(edit: initially posted in Notebook, might be better in JupyterLab)
We’re looking in to ways to enhance telemetry around user interface activities on the NotebookPanel, like the scrolling and rendering of cells, creating new cells, changing content, etc. I’m hunting around in the source for a nice way to refer to a given notebook state, and thought that with the increased interest in collaborative notebooks it means that the notebook content is likely being replicated and thus a distributed referencing scheme might not be difficult.

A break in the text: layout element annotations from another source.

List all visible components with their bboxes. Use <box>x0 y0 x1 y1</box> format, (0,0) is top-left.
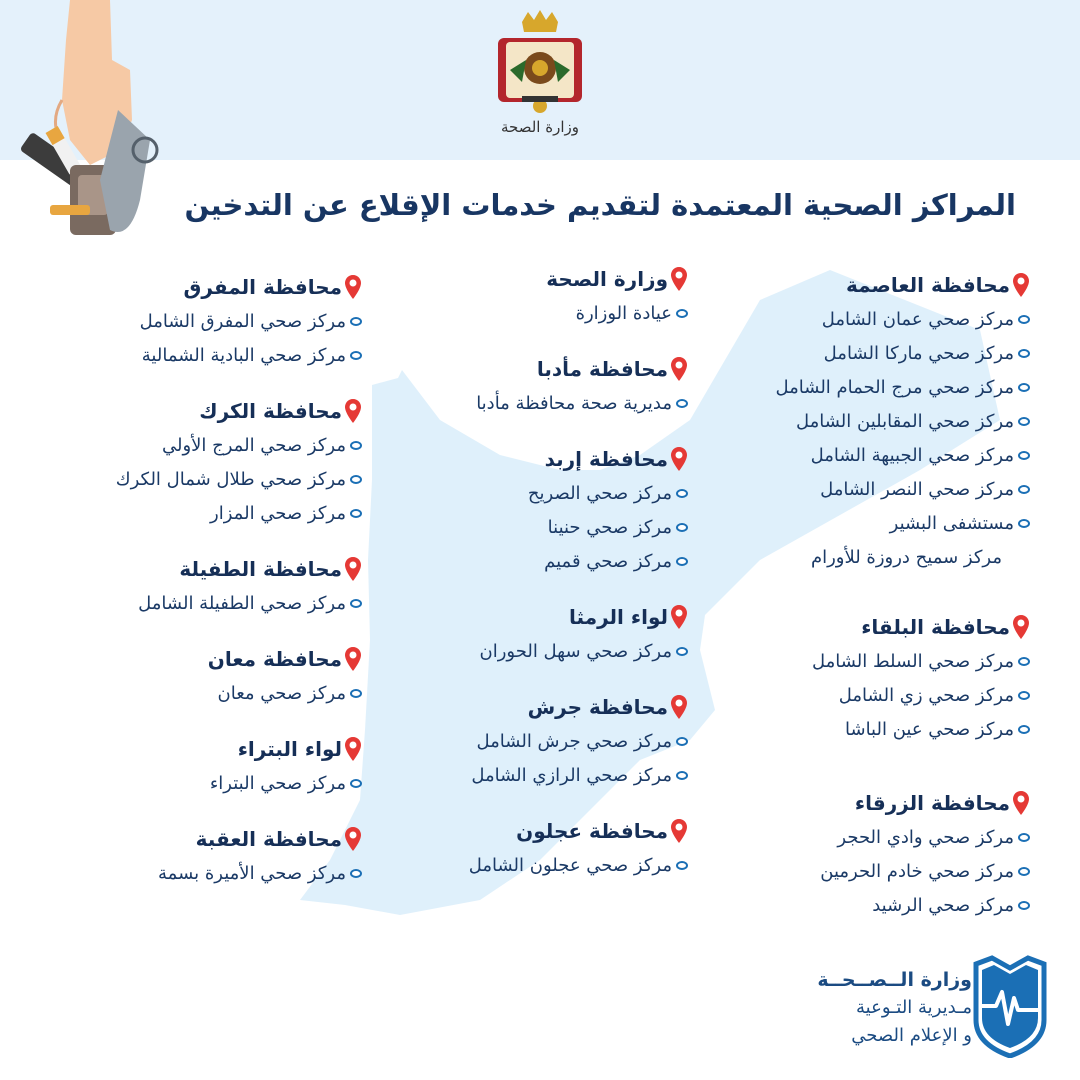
bullet-circle-icon <box>1018 315 1030 324</box>
column-left <box>116 270 362 912</box>
governorate-title: لواء البتراء <box>116 732 362 766</box>
center-item: مركز صحي المقابلين الشامل <box>776 404 1031 438</box>
bullet-circle-icon <box>1018 691 1030 700</box>
bullet-circle-icon <box>1018 485 1030 494</box>
center-item: مركز صحي الأميرة بسمة <box>116 856 362 890</box>
bullet-circle-icon <box>350 317 362 326</box>
governorate-title: محافظة معان <box>116 642 362 676</box>
page-title: المراكز الصحية المعتمدة لتقديم خدمات الإقلاع عن التدخين <box>184 188 1016 222</box>
bullet-circle-icon <box>676 647 688 656</box>
governorate-group <box>116 732 362 800</box>
location-pin-icon <box>670 356 688 382</box>
governorate-group <box>776 610 1031 746</box>
bullet-circle-icon <box>350 509 362 518</box>
center-item: مركز صحي عجلون الشامل <box>469 848 688 882</box>
governorate-title: محافظة الكرك <box>116 394 362 428</box>
hand-with-cigarettes-illustration <box>0 0 200 250</box>
bullet-circle-icon <box>676 489 688 498</box>
governorate-group <box>116 270 362 372</box>
center-item: مركز صحي النصر الشامل <box>776 472 1031 506</box>
bullet-circle-icon <box>350 779 362 788</box>
bullet-circle-icon <box>1018 725 1030 734</box>
governorate-group <box>469 600 688 668</box>
center-item: عيادة الوزارة <box>469 296 688 330</box>
bullet-circle-icon <box>676 861 688 870</box>
bullet-circle-icon <box>676 399 688 408</box>
governorate-title: لواء الرمثا <box>469 600 688 634</box>
center-item: مركز صحي زي الشامل <box>776 678 1031 712</box>
center-item: مركز صحي البتراء <box>116 766 362 800</box>
center-item: مركز صحي حنينا <box>469 510 688 544</box>
bullet-circle-icon <box>1018 383 1030 392</box>
center-item: مركز صحي عين الباشا <box>776 712 1031 746</box>
center-item: مركز صحي الطفيلة الشامل <box>116 586 362 620</box>
center-item-unbulleted: مركز سميح دروزة للأورام <box>810 546 1002 568</box>
governorate-title: وزارة الصحة <box>469 262 688 296</box>
ministry-calligraphy: وزارة الصحة <box>501 118 579 136</box>
governorate-group <box>469 814 688 882</box>
location-pin-icon <box>670 818 688 844</box>
center-item: مركز صحي قميم <box>469 544 688 578</box>
governorate-group <box>776 786 1031 922</box>
location-pin-icon <box>344 736 362 762</box>
location-pin-icon <box>1012 272 1030 298</box>
center-item: مركز صحي المزار <box>116 496 362 530</box>
center-item: مركز صحي الصريح <box>469 476 688 510</box>
center-item: مركز صحي معان <box>116 676 362 710</box>
bullet-circle-icon <box>1018 867 1030 876</box>
footer-ministry-name: وزارة الــصــحــة <box>817 969 972 991</box>
governorate-title: محافظة المفرق <box>116 270 362 304</box>
governorate-title: محافظة مأدبا <box>469 352 688 386</box>
center-item: مركز صحي ماركا الشامل <box>776 336 1031 370</box>
bullet-circle-icon <box>1018 901 1030 910</box>
governorate-group <box>116 822 362 890</box>
bullet-circle-icon <box>1018 451 1030 460</box>
center-item: مركز صحي السلط الشامل <box>776 644 1031 678</box>
column-middle <box>469 262 688 904</box>
location-pin-icon <box>1012 790 1030 816</box>
bullet-circle-icon <box>350 475 362 484</box>
bullet-circle-icon <box>1018 417 1030 426</box>
center-item: مركز صحي جرش الشامل <box>469 724 688 758</box>
jordan-coat-of-arms-emblem <box>492 10 588 120</box>
governorate-group <box>116 552 362 620</box>
bullet-circle-icon <box>1018 657 1030 666</box>
center-item: مركز صحي الرشيد <box>776 888 1031 922</box>
bullet-circle-icon <box>676 523 688 532</box>
location-pin-icon <box>344 274 362 300</box>
center-item: مركز صحي الرازي الشامل <box>469 758 688 792</box>
governorate-title: محافظة الطفيلة <box>116 552 362 586</box>
center-item: مستشفى البشير <box>776 506 1031 540</box>
bullet-circle-icon <box>350 689 362 698</box>
column-right <box>776 268 1031 944</box>
bullet-circle-icon <box>1018 349 1030 358</box>
center-item: مركز صحي مرج الحمام الشامل <box>776 370 1031 404</box>
governorate-title: محافظة عجلون <box>469 814 688 848</box>
governorate-group <box>469 442 688 578</box>
governorate-title: محافظة البلقاء <box>776 610 1031 644</box>
center-item: مركز صحي الجبيهة الشامل <box>776 438 1031 472</box>
governorate-group <box>116 642 362 710</box>
governorate-group <box>469 352 688 420</box>
governorate-group <box>116 394 362 530</box>
center-item: مركز صحي البادية الشمالية <box>116 338 362 372</box>
center-item: مركز صحي طلال شمال الكرك <box>116 462 362 496</box>
center-item: مركز صحي وادي الحجر <box>776 820 1031 854</box>
location-pin-icon <box>670 446 688 472</box>
bullet-circle-icon <box>350 869 362 878</box>
governorate-group <box>469 262 688 330</box>
center-item: مديرية صحة محافظة مأدبا <box>469 386 688 420</box>
governorate-title: محافظة الزرقاء <box>776 786 1031 820</box>
bullet-circle-icon <box>350 441 362 450</box>
center-item: مركز صحي سهل الحوران <box>469 634 688 668</box>
location-pin-icon <box>344 826 362 852</box>
location-pin-icon <box>344 556 362 582</box>
center-item: مركز صحي المرج الأولي <box>116 428 362 462</box>
location-pin-icon <box>344 398 362 424</box>
bullet-circle-icon <box>676 557 688 566</box>
center-item: مركز صحي المفرق الشامل <box>116 304 362 338</box>
location-pin-icon <box>670 694 688 720</box>
bullet-circle-icon <box>1018 519 1030 528</box>
governorate-title: محافظة جرش <box>469 690 688 724</box>
governorate-title: محافظة العقبة <box>116 822 362 856</box>
footer-department-text <box>817 966 972 1050</box>
center-item: مركز صحي خادم الحرمين <box>776 854 1031 888</box>
location-pin-icon <box>344 646 362 672</box>
bullet-circle-icon <box>350 351 362 360</box>
governorate-title: محافظة إربد <box>469 442 688 476</box>
footer-directorate-line2: و الإعلام الصحي <box>851 1025 972 1046</box>
bullet-circle-icon <box>676 737 688 746</box>
center-item: مركز صحي عمان الشامل <box>776 302 1031 336</box>
governorate-group <box>776 268 1031 574</box>
bullet-circle-icon <box>350 599 362 608</box>
bullet-circle-icon <box>676 309 688 318</box>
health-shield-logo-icon <box>972 954 1048 1058</box>
location-pin-icon <box>670 266 688 292</box>
footer-directorate-line: مـديرية التـوعية <box>856 997 972 1018</box>
location-pin-icon <box>670 604 688 630</box>
governorate-title: محافظة العاصمة <box>776 268 1031 302</box>
bullet-circle-icon <box>1018 833 1030 842</box>
governorate-group <box>469 690 688 792</box>
location-pin-icon <box>1012 614 1030 640</box>
bullet-circle-icon <box>676 771 688 780</box>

The current approach I have in mind is to listen for signals against the NotebookModel.contentChanged() then create a UUID for the notebook and send this to my telemetry service. This should ensure on the back end I can always map notebook UUIDs to notebook contents. For actions which do not change the content of the notebook model but are otherwise interesting (e.g. rendering of cells on the screen, selection of text in a cell) I can then just log the event-specific information (e.g. which cells by identifier, or the text highlight offsets and cell identifier) and the notebook UUID to the telemetry service.
This breaks down when notebooks get big, and since I care about output cells too this can happen in some unfortunate cases (Altair, I’m looking at you) where the rendering of the output is verbose. Down the line I think what would be best is if I had a server-side service which always had a consistent clone of the notebook model – something I expect needs to happen for the collaboration features – and that this clone could be seamlessly being checkpointed in the back end. So telemetry then becomes a link to a hash in a git-like DVCS.
Thoughts on both our current approach and potential future? Other places we might want to consider connecting in for signals?